A Multiscale Topological Framework for Phenotypic Profiling of the Oropharyngeal Carcinoma Microenvironment
Abstract
Purpose
Standardizing the assessment of the Tumor Microenvironment (TME) is critical for personalizing therapy in Head and Neck Squamous Cell Carcinoma (HNSCC). As part of a larger multiomics effort to discover multiscale biomarkers, we developed a mathematical framework to quantify the topological grammar of three distinctive TME habitats (immune, tumor, and stroma) and identify the architectural constraints that define the HNSCC phenotypic profile.
Methods
We integrated CD45+ and PanCK+ spatial distributions to construct global cellular graphs across a cohort of HNSCC patients. The Hausdorff distance (dH) was employed to measure topological similarity between habitats, identifying which architectural rules are conserved or decoupled.

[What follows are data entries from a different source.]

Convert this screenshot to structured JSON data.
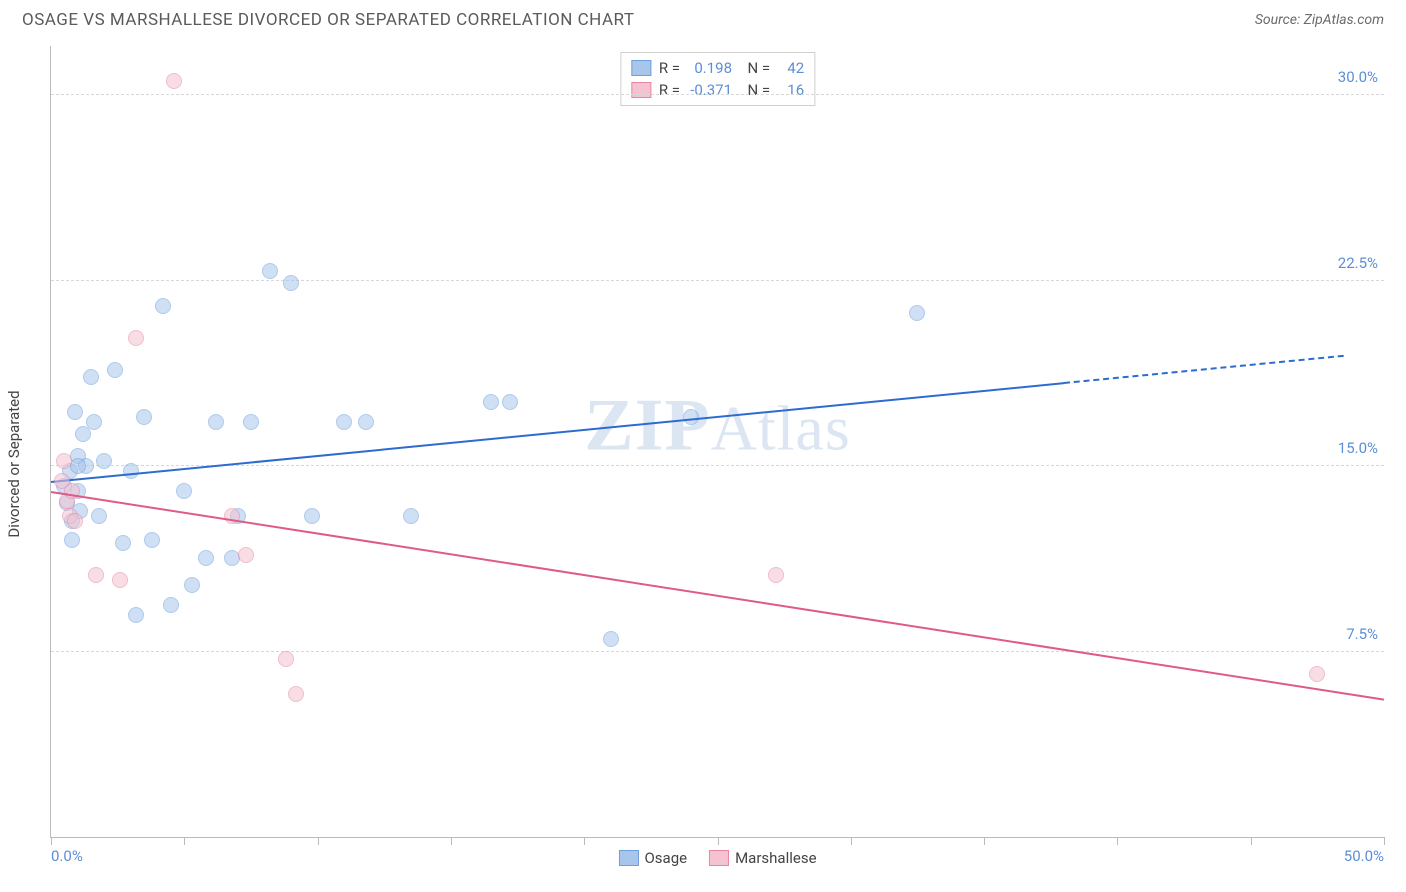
{
  "header": {
    "title": "OSAGE VS MARSHALLESE DIVORCED OR SEPARATED CORRELATION CHART",
    "source": "Source: ZipAtlas.com"
  },
  "ylabel": "Divorced or Separated",
  "watermark": "ZIPAtlas",
  "chart": {
    "type": "scatter",
    "background_color": "#ffffff",
    "grid_color": "#d8d8d8",
    "axis_color": "#bbbbbb",
    "tick_label_color": "#5b8fd6",
    "xlim": [
      0,
      50
    ],
    "ylim": [
      0,
      32
    ],
    "y_ticks": [
      7.5,
      15.0,
      22.5,
      30.0
    ],
    "y_tick_labels": [
      "7.5%",
      "15.0%",
      "22.5%",
      "30.0%"
    ],
    "x_ticks": [
      0,
      5,
      10,
      15,
      20,
      25,
      30,
      35,
      40,
      45,
      50
    ],
    "x_lim_labels": {
      "min": "0.0%",
      "max": "50.0%"
    },
    "point_radius": 8,
    "point_opacity": 0.55,
    "series": [
      {
        "name": "Osage",
        "fill_color": "#a8c6ec",
        "stroke_color": "#6fa0dd",
        "line_color": "#2e6bd0",
        "R": "0.198",
        "N": "42",
        "trend": {
          "x1": 0,
          "y1": 14.4,
          "x2": 38,
          "y2": 18.4,
          "x2_dash": 48.5,
          "y2_dash": 19.5
        },
        "points": [
          [
            0.5,
            14.2
          ],
          [
            0.6,
            13.5
          ],
          [
            0.7,
            14.8
          ],
          [
            0.8,
            12.8
          ],
          [
            0.9,
            17.2
          ],
          [
            1.0,
            15.4
          ],
          [
            1.0,
            14.0
          ],
          [
            1.1,
            13.2
          ],
          [
            1.2,
            16.3
          ],
          [
            1.3,
            15.0
          ],
          [
            1.5,
            18.6
          ],
          [
            1.6,
            16.8
          ],
          [
            1.8,
            13.0
          ],
          [
            2.0,
            15.2
          ],
          [
            2.4,
            18.9
          ],
          [
            2.7,
            11.9
          ],
          [
            3.0,
            14.8
          ],
          [
            3.2,
            9.0
          ],
          [
            3.5,
            17.0
          ],
          [
            3.8,
            12.0
          ],
          [
            4.2,
            21.5
          ],
          [
            4.5,
            9.4
          ],
          [
            5.0,
            14.0
          ],
          [
            5.3,
            10.2
          ],
          [
            5.8,
            11.3
          ],
          [
            6.2,
            16.8
          ],
          [
            6.8,
            11.3
          ],
          [
            7.0,
            13.0
          ],
          [
            7.5,
            16.8
          ],
          [
            8.2,
            22.9
          ],
          [
            9.0,
            22.4
          ],
          [
            9.8,
            13.0
          ],
          [
            11.0,
            16.8
          ],
          [
            11.8,
            16.8
          ],
          [
            13.5,
            13.0
          ],
          [
            16.5,
            17.6
          ],
          [
            17.2,
            17.6
          ],
          [
            21.0,
            8.0
          ],
          [
            24.0,
            17.0
          ],
          [
            32.5,
            21.2
          ],
          [
            0.8,
            12.0
          ],
          [
            1.0,
            15.0
          ]
        ]
      },
      {
        "name": "Marshallese",
        "fill_color": "#f4c2d0",
        "stroke_color": "#e787a4",
        "line_color": "#e05a86",
        "R": "-0.371",
        "N": "16",
        "trend": {
          "x1": 0,
          "y1": 14.0,
          "x2": 50,
          "y2": 5.6,
          "x2_dash": 50,
          "y2_dash": 5.6
        },
        "points": [
          [
            0.4,
            14.4
          ],
          [
            0.5,
            15.2
          ],
          [
            0.6,
            13.6
          ],
          [
            0.7,
            13.0
          ],
          [
            0.8,
            14.0
          ],
          [
            0.9,
            12.8
          ],
          [
            1.7,
            10.6
          ],
          [
            2.6,
            10.4
          ],
          [
            3.2,
            20.2
          ],
          [
            4.6,
            30.6
          ],
          [
            6.8,
            13.0
          ],
          [
            7.3,
            11.4
          ],
          [
            8.8,
            7.2
          ],
          [
            9.2,
            5.8
          ],
          [
            27.2,
            10.6
          ],
          [
            47.5,
            6.6
          ]
        ]
      }
    ]
  },
  "legend_bottom": [
    {
      "label": "Osage",
      "fill": "#a8c6ec",
      "stroke": "#6fa0dd"
    },
    {
      "label": "Marshallese",
      "fill": "#f4c2d0",
      "stroke": "#e787a4"
    }
  ]
}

The sensitivity and directionality of these shifts were further validated using Mann-Whitney U tests and Cliff’s Delta effect size analysis, providing a non-parametric and multi-scale description of tissue organization.
Results
Analysis of the oropharyngeal carcinoma (OPC) microenvironment demonstrated significant architectural divergence. Clustering deviation and correlation variance (dH > 0.93) were the primary axes of structural decoupling, particularly at the immune-stroma interface. Conversely, central node dominance (dH < 0.2) was globally conserved across habitats, reflecting tissue characteristics that remain invariant despite metabolic or phenotypic heterogeneity. Cliff’s Delta values characterized the tumor parenchyma as exhibiting a state of topological dominance, with significant increases in high betweenness (delta = 0.79) and node dominance (delta = 0.46) relative to the stroma.
Conclusion
These findings suggest the Hausdorff metric can operate as a robust, observer-independent metric for characterizing the architectural landscape of the HNSCC tumor microenvironment. By identifying structural divergence or invariance in tissue organization, this framework can provide a quantitative bridge between mesoscale pathomics and macro-scale radiomics - offering a rigorous methodology for the discovery of structural biomarkers that may identify patients at risk of treatment failure. Ultimately, this topological approach supports the transition toward more precise, spatially-informed therapeutic strategies in HNSCC.